Tak sampai semenit kemudian, Timot sudah terlihat semringah
meneguk segelas besar sirup. Sekali teguk lebih dari setengah gelas tandas.
“Kamu gak ikut aksi nolak RUU Cipta Kerja, Kawan?” tanya
Timot sambil kembali merogoh isi toples.
“Iya, ya. Lagi ramai. Eh, apa kamu sudah baca undang-undang
lengkapnya?” Rangga balik bertanya.
Timot terkejut. “Belum sih. Tapi kan banyak yang bilang
kalau UU itu merugikan pekerja kecil seperti aku ini. Di media sosial juga
ramai kan?” jawabnya.
“Kamu sudah baca point-point dalam undang-undang yang
katanya merugikan pekerja kecil?”
“Belum juga,” sekali lahap satu potong kue salju masuk
dengan utuh ke dalam mulutnya.
“Terus kamu ikut aksi karena paham atau karena ikut ramai
saja?” goda Rangga lagi.
“Ah, kawan. Kalau urusan baca-membaca itu urusan orang-orang
pintar macam kau ini. Kalau urusan aksi, ya kasih ke kami.”
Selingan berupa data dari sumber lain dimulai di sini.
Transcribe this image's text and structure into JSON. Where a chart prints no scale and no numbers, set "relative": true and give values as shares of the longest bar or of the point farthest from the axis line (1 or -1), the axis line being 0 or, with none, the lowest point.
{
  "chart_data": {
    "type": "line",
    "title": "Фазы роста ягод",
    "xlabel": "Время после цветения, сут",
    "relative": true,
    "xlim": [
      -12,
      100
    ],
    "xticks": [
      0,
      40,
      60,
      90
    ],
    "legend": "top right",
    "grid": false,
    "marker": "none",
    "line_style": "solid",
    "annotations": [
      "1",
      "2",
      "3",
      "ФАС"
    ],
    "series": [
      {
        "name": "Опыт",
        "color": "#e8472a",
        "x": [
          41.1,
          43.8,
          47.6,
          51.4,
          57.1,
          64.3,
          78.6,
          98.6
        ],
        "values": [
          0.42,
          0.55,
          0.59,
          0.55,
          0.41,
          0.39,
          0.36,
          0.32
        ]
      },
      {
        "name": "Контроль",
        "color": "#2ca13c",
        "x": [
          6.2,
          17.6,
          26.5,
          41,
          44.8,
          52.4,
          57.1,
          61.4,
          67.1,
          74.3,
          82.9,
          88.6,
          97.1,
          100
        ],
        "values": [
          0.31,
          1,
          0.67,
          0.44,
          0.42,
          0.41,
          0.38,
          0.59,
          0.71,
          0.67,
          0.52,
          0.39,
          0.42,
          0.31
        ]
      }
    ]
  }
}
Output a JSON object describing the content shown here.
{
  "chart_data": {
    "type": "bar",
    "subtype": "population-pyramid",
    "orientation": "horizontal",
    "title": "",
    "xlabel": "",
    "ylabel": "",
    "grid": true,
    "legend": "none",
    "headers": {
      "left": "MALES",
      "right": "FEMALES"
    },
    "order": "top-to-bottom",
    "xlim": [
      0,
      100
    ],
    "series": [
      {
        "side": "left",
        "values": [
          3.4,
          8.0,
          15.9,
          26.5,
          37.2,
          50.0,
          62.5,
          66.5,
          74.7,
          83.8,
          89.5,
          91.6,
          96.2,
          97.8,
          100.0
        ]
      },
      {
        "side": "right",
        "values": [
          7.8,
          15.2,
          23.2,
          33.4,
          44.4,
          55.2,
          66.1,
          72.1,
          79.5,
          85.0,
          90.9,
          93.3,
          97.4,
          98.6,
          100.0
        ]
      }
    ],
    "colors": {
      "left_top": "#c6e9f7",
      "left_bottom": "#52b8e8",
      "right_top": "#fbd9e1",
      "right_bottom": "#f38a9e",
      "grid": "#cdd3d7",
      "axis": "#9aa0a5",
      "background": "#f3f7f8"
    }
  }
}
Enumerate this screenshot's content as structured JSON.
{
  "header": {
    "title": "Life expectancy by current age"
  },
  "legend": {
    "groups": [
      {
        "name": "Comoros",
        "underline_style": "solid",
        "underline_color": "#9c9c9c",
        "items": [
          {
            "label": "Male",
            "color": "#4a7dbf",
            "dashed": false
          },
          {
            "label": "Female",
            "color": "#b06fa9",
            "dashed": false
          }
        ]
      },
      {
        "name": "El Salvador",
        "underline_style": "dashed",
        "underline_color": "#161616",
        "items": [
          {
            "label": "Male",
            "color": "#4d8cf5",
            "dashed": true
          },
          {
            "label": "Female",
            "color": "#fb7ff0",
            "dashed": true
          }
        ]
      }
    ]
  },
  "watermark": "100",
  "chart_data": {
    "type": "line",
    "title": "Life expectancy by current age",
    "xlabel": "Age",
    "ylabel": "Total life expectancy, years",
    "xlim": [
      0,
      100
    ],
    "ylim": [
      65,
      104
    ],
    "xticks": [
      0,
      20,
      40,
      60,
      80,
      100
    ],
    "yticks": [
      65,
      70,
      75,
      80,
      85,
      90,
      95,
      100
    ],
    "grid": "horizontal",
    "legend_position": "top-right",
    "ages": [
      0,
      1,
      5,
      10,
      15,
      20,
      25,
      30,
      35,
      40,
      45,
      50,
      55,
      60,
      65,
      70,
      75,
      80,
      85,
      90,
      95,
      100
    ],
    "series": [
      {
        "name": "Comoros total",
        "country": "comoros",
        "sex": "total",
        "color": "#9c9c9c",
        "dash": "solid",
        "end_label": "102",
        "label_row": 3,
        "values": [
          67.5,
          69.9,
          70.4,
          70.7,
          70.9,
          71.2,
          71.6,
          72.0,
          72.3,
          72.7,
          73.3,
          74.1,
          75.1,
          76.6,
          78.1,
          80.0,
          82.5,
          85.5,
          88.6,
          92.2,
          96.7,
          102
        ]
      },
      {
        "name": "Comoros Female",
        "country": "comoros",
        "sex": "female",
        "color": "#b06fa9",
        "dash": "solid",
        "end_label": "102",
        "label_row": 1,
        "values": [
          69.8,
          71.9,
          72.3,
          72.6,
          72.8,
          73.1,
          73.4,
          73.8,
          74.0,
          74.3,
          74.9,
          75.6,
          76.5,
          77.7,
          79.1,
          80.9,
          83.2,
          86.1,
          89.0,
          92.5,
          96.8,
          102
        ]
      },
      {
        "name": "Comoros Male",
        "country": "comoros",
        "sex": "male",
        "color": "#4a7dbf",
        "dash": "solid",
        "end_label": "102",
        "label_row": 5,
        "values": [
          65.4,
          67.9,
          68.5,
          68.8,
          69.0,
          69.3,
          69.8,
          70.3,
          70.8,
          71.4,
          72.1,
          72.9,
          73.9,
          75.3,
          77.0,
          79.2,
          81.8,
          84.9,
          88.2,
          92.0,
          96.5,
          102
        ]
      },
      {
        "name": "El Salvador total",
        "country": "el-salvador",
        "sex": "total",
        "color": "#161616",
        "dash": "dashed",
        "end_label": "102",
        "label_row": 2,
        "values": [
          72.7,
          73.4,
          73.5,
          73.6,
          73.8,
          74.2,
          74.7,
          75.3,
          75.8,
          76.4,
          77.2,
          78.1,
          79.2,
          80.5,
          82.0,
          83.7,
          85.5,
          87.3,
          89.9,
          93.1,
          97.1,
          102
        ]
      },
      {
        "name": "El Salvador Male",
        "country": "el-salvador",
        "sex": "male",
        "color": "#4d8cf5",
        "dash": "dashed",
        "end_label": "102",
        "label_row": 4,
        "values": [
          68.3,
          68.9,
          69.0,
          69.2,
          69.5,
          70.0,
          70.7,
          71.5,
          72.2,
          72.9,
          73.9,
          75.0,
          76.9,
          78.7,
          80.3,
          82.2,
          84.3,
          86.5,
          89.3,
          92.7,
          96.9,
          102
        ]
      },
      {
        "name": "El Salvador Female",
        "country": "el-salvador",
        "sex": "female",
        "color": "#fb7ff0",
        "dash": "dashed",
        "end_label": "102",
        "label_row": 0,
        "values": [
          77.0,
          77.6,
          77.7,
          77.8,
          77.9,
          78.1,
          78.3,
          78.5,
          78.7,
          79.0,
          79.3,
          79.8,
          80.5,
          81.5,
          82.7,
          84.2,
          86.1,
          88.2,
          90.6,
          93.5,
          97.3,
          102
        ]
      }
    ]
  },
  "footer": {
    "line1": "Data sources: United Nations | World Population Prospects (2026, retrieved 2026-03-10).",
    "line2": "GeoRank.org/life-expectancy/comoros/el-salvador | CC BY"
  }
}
Rangga tertawa lagi. “Jangan begitu. Ikut aksi, demontrasi
itu, baik kok. Yang penting paham saja apa yang sedang menjadi tuntutan kita.
Kalau gak paham, atau malah salah paham kan bisa jadi bias nanti perjuangannya.”
Handphone Timot
berbunyi nyaring. Dia pun buru-buru menelan potongan besar kue salju sebelum
menjawab panggilan tersebut.
“Halo, Bang!” sapa Timot. “Iya, Bang, Siap! Ini sudah o te
we. Oke, oke.”
Setelah mengakhiri panggilan, Timot memasukkan kembali handphone ke saku celana jeans-nya.
“Aku pamit ya. Sudah ditunggu teman-teman,” ucapnya lalu
memandang isi toples dengan tatapan nelangsa.
“Oke, Bro. Mau dibungkuskan sekalian kuenya?” sahut Rangga
sembari menarik lembaran tissue
kotak.
Timot tersenyum lebar, “Boleh. 6 potong ya. Hehe. Kue buatan
si Ratih enak banget. Sudah cocok dia buka usaha.”
Rangga mencibir, “Enak atau lapar?”
“Tahu aja kalau aku belum makan siang. Oke, kawan. Terima
kasih ya,” setelah menerima bungkusan tissue, Timot langsung beranjak
meninggalkan ruang tamu.
“Oke, mantap. Eh, eh, tunggu!” seru Rangga dari dalam.
“Ada apa lagi sih?” Timot yang sudah duduk di atas sadel
motor sudah terlihat tidak sabaran.
“Demo boleh saja kawan. Tapi jangan sampai setelah undang-undang
dibatalkan, kamu malah positif covid!”
“Doa kamu jelek amat
sih!,” seru Timot. “Eh, iya ya. Masker ku ketinggalan di dalam.”
Timot pun buru-buru turun dari motor dan mengambil maskernya
yang tertinggal di atas sofa, lalu kembali menghidupkan motornya dan pamit
kepada Rangga. Kali ini benar-benar pamit.
Rangga hanya menggeleng-geleng kecil sambil tersenyum
memandang sobatnya itu dari kejauhan. Tapi begitu melihat dengan seksama
kembali isi toples dia kaget. Tadi sebelum Timot datang toples masih penuh,
sekarang volume isi toples tinggal setengahnya. Rangga pun menepuk jidat.